Chances are this article’s title gives you a strong opinion about whether or not to continue reading. You are either in sales and want to understand your work better and therefore are very interested; or, you’re being kind and giving me until the end of this paragraph to convince you to continue: because you aren’t in sales, you don’t want to be in sales, and you don’t see a connection between your work and sales.
If you are in the second group, please give me just one more paragraph before you decide, ok?
If you think of the stereotypical high pressure used car salesperson when you think about sales, rest assured, that isn’t what I’m referring to. Think about this: Do you ever need to persuade others to see your position or take a particular action? Do you ever need people to follow your recommendations? Do you ever benefit in a tangible way when you are able to be more successful in persuading others? If your answer is “yes” to any of these questions (and I’m sure it is for everyone), then you are in sales — regardless of your job title or how you feel about “salespeople.”
So no matter your experience in or feelings about sales, there are likely things you can learn from the best in the sales field — because we are all in sales.
The model in your mind
With all due respect to the many truly outstanding used car salespeople, the “high-pressure, used-car-salesperson” stereotype is one held by many people. And, while we may have experience with this type of salesperson, most of us also have experience with someone who was extremely helpful. Someone who helped us select the best possible product or service for our situation and really cared about the results we would receive from the products we were buying. In other words, when we stop to think about it we all have had some very positive experiences with salespeople.
It is those positive experiences that I want you to reflect on as you read the seven lessons below. Chances are some — or all — will be consistent with your experiences, and by reflecting on your experiences as you read you will make these lessons even more valuable for you.

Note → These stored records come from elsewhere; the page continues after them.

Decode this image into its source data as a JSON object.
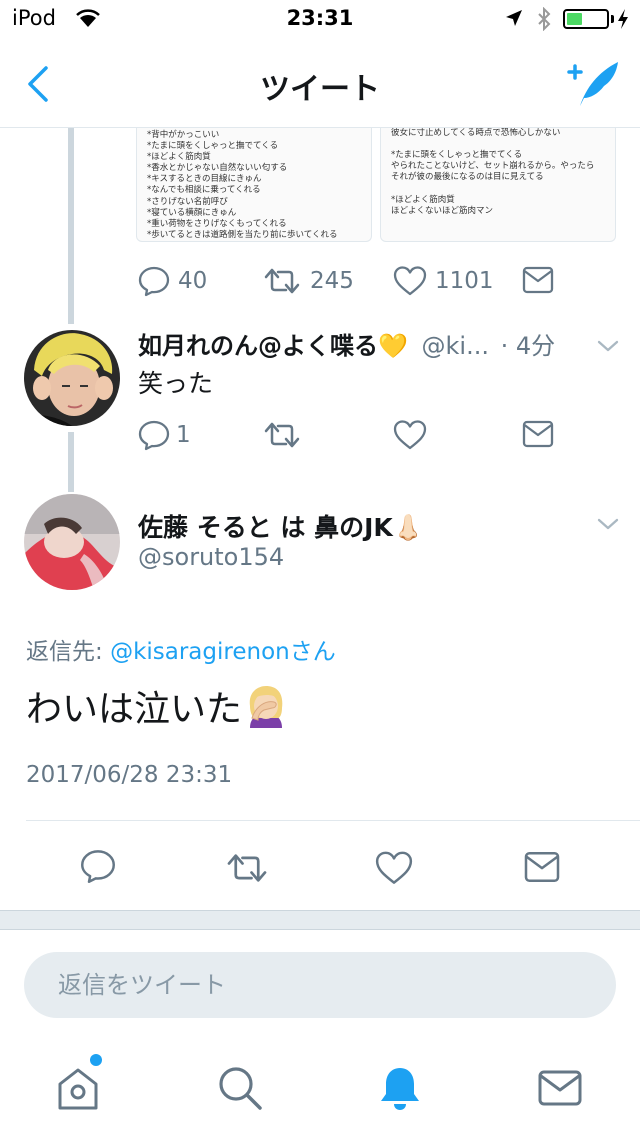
{
  "status_bar": {
    "carrier": "iPod",
    "time": "23:31",
    "battery_level": 0.4,
    "battery_color": "#4cd964"
  },
  "nav": {
    "title": "ツイート",
    "back_icon": "chevron-left-icon",
    "compose_icon": "compose-tweet-icon",
    "accent_color": "#1da1f2"
  },
  "quoted_tweet": {
    "media_left_lines": [
      "*背中がかっこいい",
      "*たまに頭をくしゃっと撫でてくる",
      "*ほどよく筋肉質",
      "*香水とかじゃない自然ないい匂する",
      "*キスするときの目線にきゅん",
      "*なんでも相談に乗ってくれる",
      "*さりげない名前呼び",
      "*寝ている横顔にきゅん",
      "*重い荷物をさりげなくもってくれる",
      "*歩いてるときは道路側を当たり前に歩いてくれる"
    ],
    "media_right_lines": [
      "彼女に寸止めしてくる時点で恐怖心しかない",
      "",
      "*たまに頭をくしゃっと撫でてくる",
      "やられたことないけど、セット崩れるから。やったら",
      "それが彼の最後になるのは目に見えてる",
      "",
      "*ほどよく筋肉質",
      "ほどよくないほど筋肉マン"
    ],
    "reply_count": "40",
    "retweet_count": "245",
    "like_count": "1101"
  },
  "reply_tweet": {
    "name": "如月れのん@よく喋る💛",
    "handle": "@ki...",
    "time_ago": "· 4分",
    "text": "笑った",
    "reply_count": "1"
  },
  "main_tweet": {
    "name": "佐藤 そると は 鼻のJK👃🏻",
    "handle": "@soruto154",
    "reply_to_label": "返信先: ",
    "reply_to_user": "@kisaragirenonさん",
    "text": "わいは泣いた",
    "emoji": "facepalm",
    "timestamp": "2017/06/28 23:31"
  },
  "composer": {
    "placeholder": "返信をツイート"
  },
  "tabs": [
    {
      "icon": "home-icon",
      "has_badge": true
    },
    {
      "icon": "search-icon"
    },
    {
      "icon": "notifications-bell-icon",
      "active": true
    },
    {
      "icon": "messages-envelope-icon"
    }
  ],
  "colors": {
    "gray_text": "#657786",
    "icon_gray": "#657786",
    "link": "#1da1f2"
  }
}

Seven lessons to be a great salesperson
Listen more, talk less. How can a salesperson know what you need unless they listen? If they don’t listen they are making assumptions as to your needs, wants and desires. The same is true for us. We will get much further much faster when trying to persuade or influence others when we talk less and listen more.
Ask more and better questions. One of the ways to talk less is by asking more questions. Great salespeople are masters at asking questions. They collect and use questions intelligently to learn more about our needs. They use questions to understand us better and to strengthen their relationship with us. Questions are one of our greatest learning tools and one of the best ways to further relationships. Whatever your work, being more skilled at asking questions will make you more successful.
Focus on the longer-term, big picture. The best salespeople aren’t trying to sell one car today. They are trying to sell you your next 5 (or 10) cars. They know Rome wasn’t built in a day and that they won’t reach their goals — or best serve you — by pressuring you to buy now. So it is for you in your interactions. When we think about the longer term, we will make better decisions and behave more appropriately.
Build relationships. Business success is about relationships, and great salespeople know that. One of the fastest ways to become more successful is by building more and stronger relationships. One of the fastest ways to lose your job is by neglecting relationships. Take it from the best salespeople — business is based on relationships.
Follow-up and follow through. One of the ways to build relationships is to follow-up and follow through. Ever had a service provider call you and check on your satisfaction? How did you feel about that provider and his/her organization after that? How do you feel about people who send you handwritten thank you notes? How do feel when people go above and beyond to stay in touch with you and make sure you are satisfied? You feel good about them and their services, right? Apply those approaches to your work. Send a note. Remember a birthday. Mention the article you read that they would be interested in. Do what you said you were going to do. Follow-up and follow through.
Lose the techniques — focus on the other person. There are many helpful techniques that we can learn from by watching others and reading. We can look for a magical formula or approach. Yet, while it is important to learn the techniques, they will only help us if we integrate them into who we are and what we stand for. For example, there is a difference between practicing active listening techniques and actively listening. When the focus is on the result, we relax and use the techniques in support of the end goal. Great salespeople learn the skills, but focus on their Customer. In an almost paradoxical way, by focusing on the Customer (remember your colleagues and your boss are your Customers, too) and being sincere and genuine, you will gain the advantage of the techniques you were trying to use to begin with.
Help them buy. People don’t want to be sold, but they do want to buy. Just like a master salesperson, help people be persuaded to your position. Help them see the value. Help them own the decision. Help them remove the roadblocks — real or perceived.
Some final thoughts
There are likely many areas of your life where you can apply the lessons above. Consider your work, but also your roles as neighbor, participant in a community group, a parent; these are also places where you can benefit from these lessons.
You may have never sold magazine subscriptions door to door for a school project. You may never have had a job selling furniture or other products. You may never want to be in “sales.” Even if this is true, I urge you to think about what you can learn from the true masters of sales — because they are lessons that can make you better at whatever you do. Because it is really true — we are all in sales.